Read Luke 7:1–10.
“A centurion there had a slave…”
People of the United States* reading this passage need to stutter at the word slave, a reminder of our own horrific national history. The purpose of this story in Luke seems to be the “interfaith” nature of the interaction between Jesus, a faithful Jew, and the Gentile centurion who has faith that Jesus’ word alone will heal the servant. Already we see that the Gospel is good news for all the world, Gentiles included.
But…“slave”? For those of us who live on U.S. soil, who benefit daily from an economy built originally on the backs of human beings bought and sold in the Atlantic slave trade, we need to see this word and read this story as a reminder that we have unfinished business. Surely Lent is a good season to reflect on unfinished business.

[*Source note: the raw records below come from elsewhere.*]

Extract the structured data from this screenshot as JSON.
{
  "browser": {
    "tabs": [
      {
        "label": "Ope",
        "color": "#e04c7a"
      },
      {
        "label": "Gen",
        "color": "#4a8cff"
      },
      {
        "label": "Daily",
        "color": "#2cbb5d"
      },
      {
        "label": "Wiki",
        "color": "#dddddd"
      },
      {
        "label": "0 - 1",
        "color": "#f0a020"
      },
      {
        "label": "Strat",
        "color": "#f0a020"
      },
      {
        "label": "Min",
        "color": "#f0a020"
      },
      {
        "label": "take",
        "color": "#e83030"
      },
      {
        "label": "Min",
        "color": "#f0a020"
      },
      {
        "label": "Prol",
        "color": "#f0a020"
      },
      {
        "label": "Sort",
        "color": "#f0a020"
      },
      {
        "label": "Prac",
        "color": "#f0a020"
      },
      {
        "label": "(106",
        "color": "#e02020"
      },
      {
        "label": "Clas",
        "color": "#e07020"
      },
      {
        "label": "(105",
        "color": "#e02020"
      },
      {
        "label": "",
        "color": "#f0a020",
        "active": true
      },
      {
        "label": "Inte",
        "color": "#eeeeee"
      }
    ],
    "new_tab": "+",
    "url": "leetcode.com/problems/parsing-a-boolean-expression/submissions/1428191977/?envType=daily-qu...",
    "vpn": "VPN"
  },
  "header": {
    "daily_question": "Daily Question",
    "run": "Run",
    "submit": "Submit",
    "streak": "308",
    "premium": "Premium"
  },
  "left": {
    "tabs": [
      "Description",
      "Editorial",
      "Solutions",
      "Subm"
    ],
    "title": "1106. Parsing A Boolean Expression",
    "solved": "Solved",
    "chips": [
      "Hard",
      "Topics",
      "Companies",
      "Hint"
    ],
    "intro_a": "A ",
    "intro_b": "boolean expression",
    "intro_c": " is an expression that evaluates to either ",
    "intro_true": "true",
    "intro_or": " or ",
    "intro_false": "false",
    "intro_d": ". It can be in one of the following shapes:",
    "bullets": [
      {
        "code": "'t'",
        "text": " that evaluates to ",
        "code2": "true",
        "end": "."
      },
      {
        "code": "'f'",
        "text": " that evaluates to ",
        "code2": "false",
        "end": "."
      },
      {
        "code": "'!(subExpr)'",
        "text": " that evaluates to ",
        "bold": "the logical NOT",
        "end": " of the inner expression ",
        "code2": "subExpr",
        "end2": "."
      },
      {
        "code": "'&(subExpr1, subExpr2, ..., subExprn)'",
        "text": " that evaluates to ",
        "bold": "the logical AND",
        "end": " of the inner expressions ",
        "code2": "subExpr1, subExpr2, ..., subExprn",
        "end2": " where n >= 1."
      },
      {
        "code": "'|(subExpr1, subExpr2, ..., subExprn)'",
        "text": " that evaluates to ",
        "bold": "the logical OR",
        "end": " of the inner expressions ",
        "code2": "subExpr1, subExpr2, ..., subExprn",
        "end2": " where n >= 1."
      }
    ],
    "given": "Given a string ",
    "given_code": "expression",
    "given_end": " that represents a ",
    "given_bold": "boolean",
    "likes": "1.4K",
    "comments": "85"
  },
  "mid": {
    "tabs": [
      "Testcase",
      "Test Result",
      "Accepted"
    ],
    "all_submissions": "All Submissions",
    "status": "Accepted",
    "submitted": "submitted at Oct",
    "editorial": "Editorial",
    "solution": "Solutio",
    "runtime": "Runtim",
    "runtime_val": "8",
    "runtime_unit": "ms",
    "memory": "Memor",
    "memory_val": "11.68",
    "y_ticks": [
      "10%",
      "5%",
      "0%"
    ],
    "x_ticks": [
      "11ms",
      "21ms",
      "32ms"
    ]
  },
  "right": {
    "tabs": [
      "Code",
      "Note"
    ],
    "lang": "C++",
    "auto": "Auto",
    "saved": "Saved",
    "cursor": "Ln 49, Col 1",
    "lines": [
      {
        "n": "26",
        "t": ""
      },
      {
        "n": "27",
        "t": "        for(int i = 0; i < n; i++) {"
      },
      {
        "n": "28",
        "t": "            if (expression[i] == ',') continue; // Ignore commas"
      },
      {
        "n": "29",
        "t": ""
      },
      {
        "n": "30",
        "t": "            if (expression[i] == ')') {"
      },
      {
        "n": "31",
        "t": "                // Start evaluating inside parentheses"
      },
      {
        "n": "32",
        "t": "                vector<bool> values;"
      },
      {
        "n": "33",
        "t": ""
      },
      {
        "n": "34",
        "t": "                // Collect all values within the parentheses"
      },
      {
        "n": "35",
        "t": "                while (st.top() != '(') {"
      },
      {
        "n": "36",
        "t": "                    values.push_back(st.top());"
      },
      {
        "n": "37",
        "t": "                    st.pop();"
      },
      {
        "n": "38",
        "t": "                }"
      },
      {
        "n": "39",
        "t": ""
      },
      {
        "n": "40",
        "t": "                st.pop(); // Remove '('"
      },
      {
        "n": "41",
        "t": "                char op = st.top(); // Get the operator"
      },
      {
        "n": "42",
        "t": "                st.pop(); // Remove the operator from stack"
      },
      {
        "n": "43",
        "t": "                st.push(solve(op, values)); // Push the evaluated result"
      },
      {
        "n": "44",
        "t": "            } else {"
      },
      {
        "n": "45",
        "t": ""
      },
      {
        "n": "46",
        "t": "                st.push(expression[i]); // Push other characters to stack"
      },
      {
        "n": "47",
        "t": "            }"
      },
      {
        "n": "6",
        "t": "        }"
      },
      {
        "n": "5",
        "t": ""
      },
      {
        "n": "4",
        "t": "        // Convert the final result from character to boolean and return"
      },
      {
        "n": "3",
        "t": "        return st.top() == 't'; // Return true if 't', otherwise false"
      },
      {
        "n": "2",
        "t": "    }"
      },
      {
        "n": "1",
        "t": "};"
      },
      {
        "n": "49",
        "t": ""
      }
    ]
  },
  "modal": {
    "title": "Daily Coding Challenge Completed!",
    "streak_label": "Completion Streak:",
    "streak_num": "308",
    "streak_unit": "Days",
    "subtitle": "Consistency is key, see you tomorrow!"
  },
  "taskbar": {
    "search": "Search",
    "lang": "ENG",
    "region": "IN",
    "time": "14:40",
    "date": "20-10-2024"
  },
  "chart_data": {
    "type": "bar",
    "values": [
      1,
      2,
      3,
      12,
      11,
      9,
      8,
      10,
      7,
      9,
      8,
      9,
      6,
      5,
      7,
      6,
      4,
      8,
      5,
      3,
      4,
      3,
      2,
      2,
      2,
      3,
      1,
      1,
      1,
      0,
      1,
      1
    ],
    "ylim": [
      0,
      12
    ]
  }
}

Lent is a time to confess—not only the sins of the past, but also the benefits of the present and the continued inequality of opportunity and results among us. It will take hard, hard work to make the necessary confession and restitution. But it surely begins within each one of us during this Lenten season as we reflect on what it means to live and work and go to school and read the news and vote in our communities. It surely begins with each of us becoming aware and beginning our confession.
Dear God, lover of all your children of every faith and race, forgive me if I do not stumble over “slave.” Amen.
*With apologies to our Canadian brothers and sisters. This one is for your neighbors to the south.